如果單純只有使用 ChatGPT 的經驗,應該很難想像 AI 是如何處理如此複雜的功能,但如果將這些任務像人類分工一樣,交由專門的 AI 或模型負責的話,這一切就變得合理與易於理解。
本文將介紹如何使用 AutoGen 打造多 AI 協同合作的工作流,讓大家能夠更加發揮 AI 的力量,打造更複雜的 AI 工作流程,解放 AI 在輔助日常工作的更多可能性。
本文環境
$ pip install pyautogen
Agentic Workflow 簡介
Agentic workflow 是由人工智慧專家吳恩達(Andrew Ng)在 Sequoia Capital AI Ascent 2024 的演講中所提到的一種 LLM 應用技術。
由於大家常用的其實是 1 種稱為 zero-shot prompting 的方法,所以我們先介紹一下何謂 zero-shot prompting。
Zero-shot prompting 是一種讓語言模型在沒有任何範例的情況下,完成某項任務的技術。

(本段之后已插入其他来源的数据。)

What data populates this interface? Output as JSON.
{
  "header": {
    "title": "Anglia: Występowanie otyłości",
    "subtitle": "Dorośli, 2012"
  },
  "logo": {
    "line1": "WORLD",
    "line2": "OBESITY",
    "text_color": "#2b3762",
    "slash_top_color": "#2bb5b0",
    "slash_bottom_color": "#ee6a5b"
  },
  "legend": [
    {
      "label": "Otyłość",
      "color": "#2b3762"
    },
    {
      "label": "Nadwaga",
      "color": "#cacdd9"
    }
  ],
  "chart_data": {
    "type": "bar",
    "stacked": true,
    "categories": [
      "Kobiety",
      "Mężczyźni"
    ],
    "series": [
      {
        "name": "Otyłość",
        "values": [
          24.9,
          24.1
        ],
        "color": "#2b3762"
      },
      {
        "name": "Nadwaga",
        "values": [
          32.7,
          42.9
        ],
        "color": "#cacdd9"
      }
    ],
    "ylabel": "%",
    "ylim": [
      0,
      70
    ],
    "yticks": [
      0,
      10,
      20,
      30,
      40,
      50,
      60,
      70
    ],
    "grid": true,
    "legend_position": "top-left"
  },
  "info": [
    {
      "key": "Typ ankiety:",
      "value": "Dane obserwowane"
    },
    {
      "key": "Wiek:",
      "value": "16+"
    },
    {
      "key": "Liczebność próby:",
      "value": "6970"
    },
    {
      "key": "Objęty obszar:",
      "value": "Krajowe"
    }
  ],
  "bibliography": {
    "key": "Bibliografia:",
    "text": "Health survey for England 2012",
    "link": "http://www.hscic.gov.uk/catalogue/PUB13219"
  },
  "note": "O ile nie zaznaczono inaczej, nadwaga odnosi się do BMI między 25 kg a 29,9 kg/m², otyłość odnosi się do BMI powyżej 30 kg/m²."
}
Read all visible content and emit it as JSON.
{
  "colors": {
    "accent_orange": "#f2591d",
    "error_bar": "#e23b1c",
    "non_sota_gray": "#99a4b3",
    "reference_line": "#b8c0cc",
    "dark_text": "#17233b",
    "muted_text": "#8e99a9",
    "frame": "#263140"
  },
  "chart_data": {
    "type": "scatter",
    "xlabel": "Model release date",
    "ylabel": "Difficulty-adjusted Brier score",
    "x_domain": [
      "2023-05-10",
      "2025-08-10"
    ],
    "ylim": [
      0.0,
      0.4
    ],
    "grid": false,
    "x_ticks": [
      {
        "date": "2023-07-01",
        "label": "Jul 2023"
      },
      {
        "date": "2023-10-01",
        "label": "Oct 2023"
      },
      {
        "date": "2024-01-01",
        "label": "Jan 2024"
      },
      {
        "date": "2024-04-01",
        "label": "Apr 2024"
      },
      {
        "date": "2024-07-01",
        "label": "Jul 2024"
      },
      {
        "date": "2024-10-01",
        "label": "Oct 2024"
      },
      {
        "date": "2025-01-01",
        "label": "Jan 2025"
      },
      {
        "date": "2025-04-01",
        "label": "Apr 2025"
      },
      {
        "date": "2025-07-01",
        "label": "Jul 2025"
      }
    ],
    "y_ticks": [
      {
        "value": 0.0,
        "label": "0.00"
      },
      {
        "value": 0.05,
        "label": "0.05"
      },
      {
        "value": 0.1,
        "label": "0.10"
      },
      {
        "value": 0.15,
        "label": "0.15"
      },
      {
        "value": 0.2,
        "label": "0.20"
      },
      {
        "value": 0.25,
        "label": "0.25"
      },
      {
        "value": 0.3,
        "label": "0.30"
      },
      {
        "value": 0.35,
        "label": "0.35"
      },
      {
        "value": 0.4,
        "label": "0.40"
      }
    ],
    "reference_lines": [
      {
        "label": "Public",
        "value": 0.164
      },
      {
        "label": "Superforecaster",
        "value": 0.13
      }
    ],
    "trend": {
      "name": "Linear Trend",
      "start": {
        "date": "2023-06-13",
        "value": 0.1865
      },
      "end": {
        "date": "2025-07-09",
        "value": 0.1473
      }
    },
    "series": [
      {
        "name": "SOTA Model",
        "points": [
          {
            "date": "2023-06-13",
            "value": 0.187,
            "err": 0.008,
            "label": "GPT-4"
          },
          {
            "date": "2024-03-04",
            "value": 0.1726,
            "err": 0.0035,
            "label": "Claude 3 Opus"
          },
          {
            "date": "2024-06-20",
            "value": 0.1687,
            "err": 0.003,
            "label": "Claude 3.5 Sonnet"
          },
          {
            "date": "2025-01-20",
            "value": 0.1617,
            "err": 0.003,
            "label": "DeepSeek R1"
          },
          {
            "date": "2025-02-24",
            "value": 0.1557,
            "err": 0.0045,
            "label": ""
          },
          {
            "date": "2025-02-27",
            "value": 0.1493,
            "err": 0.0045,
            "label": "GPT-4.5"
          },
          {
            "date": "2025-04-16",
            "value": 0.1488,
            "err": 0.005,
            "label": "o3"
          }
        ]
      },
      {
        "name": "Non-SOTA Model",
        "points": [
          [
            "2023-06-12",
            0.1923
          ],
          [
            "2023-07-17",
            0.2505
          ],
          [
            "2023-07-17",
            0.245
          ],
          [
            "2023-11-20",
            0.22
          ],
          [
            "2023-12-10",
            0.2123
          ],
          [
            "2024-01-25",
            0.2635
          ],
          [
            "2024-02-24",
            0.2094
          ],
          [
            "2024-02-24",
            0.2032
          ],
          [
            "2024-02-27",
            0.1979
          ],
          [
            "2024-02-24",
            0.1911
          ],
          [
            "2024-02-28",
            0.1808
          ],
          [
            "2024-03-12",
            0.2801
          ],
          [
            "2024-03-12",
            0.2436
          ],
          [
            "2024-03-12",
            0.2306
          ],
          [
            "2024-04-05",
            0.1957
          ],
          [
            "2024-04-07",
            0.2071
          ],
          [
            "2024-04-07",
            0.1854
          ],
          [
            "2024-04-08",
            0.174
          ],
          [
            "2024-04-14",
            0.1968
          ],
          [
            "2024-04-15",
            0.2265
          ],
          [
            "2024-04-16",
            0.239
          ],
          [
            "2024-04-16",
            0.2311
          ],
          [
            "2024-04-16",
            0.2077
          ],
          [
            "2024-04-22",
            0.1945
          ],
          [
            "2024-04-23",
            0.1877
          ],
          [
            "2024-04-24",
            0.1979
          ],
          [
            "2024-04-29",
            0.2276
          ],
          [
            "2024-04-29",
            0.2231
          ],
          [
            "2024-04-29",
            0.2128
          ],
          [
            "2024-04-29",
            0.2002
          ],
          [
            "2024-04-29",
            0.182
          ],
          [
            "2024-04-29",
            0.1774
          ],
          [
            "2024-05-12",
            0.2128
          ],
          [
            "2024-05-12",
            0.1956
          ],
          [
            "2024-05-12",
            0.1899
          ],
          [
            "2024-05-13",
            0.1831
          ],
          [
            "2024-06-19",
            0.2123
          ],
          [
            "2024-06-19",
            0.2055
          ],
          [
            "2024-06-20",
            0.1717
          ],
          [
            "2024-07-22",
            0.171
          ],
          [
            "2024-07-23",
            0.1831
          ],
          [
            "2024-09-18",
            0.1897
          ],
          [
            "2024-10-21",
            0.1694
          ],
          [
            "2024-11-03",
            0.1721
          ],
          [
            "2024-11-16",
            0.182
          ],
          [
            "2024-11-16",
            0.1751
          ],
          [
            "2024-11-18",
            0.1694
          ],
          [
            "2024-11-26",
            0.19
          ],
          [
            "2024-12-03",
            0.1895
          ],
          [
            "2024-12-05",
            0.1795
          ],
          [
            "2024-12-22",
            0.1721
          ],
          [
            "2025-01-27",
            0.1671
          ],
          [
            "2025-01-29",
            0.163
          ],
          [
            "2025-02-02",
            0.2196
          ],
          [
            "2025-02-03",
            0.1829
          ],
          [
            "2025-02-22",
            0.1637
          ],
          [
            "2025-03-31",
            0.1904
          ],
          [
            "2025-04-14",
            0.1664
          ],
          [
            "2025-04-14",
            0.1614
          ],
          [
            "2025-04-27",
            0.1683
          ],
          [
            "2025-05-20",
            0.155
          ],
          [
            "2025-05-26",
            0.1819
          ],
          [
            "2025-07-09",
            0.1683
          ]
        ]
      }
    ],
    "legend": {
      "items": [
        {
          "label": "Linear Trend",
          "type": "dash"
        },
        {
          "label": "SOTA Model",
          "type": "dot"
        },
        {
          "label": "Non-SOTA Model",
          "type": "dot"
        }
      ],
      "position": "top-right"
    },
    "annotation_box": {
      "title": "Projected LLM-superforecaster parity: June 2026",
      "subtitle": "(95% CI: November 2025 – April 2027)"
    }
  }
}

例如,當我們直接告訴生成式 AI「請產生一篇關於義式料理的論文」,這個 prompt 並沒有提供生成式 AI 任何關於義式料理的範例或者額外的上下文情境(context),所以生成式 AI 就會按照它的理解直接產生答案。
Zero-shot prompting 其實跟人類行為的最大差異在於 Zero-shot prompting 沒有迭代、反思、改善等行為,以「產生一篇關於義式料理的論文」任務為例,它會自顧自地產生一篇關於義式料理的論文就結束了,而不像人類會對論文的章節、段落進行審視、迭代與修正,甚至添加各種文獻、佐證等等,藉此使得論文變得更加完整。
而 Agentic workflow 則是藉由將 1 個任務拆解成多個步驟,藉此讓每個步驟具有迭代、反思、改善的可能,同樣以「產生一篇關於義式料理的論文」任務為例,我們可以將任務拆解成:
- 確定論文題目
- 制定論文章節
- 搜尋相關文獻
- 研讀、摘要相關文獻
- 撰寫論文
- 審視論文
- 修正論文
- 定稿
上述步驟可以視需求加入迭代或反思的步驟,使得 GenAI 的行為更接近人類行為之外,也解決以往 zeor-shot prompting 無法迭代、反思、改善的缺點, 例如:
而且不同步驟還可以採用不同的 prompt 與語言模型,藉此改善最終生成的內容品質,或者控制整體的生成成本,例如我們可以僅某個步驟使用較昂貴的語言模型,剩餘的步驟則使用較便宜的語言模型。
吳恩達也提出關於 agentic workflow 的 4 種設計模式(design pattern):
- Reflection,流程加入反省的步驟,使得 GenAI 可以反省並修改生成的內容。
- Tool use,流程加入可以使用工具(或自行產生並執行程式碼、API )的步驟,例如讓 GenAI 可以搜尋 wikipedia。
- Planning,讓 GenAI 規劃任務細項、流程等等,並且按照規劃執行。
- Multi-agent collaboration,讓多個 agents 協同合作完成任務,例如著名的 ChatDev 就是此一模式,該專案模擬 1 個虛擬軟體公司,公司裡有多個 agents 扮演程式設計師、測試工程師、產品經理等角色,讓這些 agents 彼此合作完成任務。
p.s. 此 4 種設計模式可以混用
總而言之,Agentic workflow 頗有分治法(divide and conquer)的味道。不過值得注意的是,目前 agentic workflow 仍存在一定程度的不穩定性,這也是生成式 AI 普遍面臨的問題之一。
AutoGen 簡介
AutoGen is an open-source programming framework for building AI agents and facilitating cooperation among multiple agents to solve tasks.
微軟的 AutoGen 是 1 個開源框架(framework),專為開發生成式 AI 應用而設計,它的特點是能夠簡化 multi-agent collaboration 的實作,讓開發者能夠更快、更有效率地打造 AI 應用。如果你想打造 agentic workflow 的話,使用 AutoGen 會相當合適。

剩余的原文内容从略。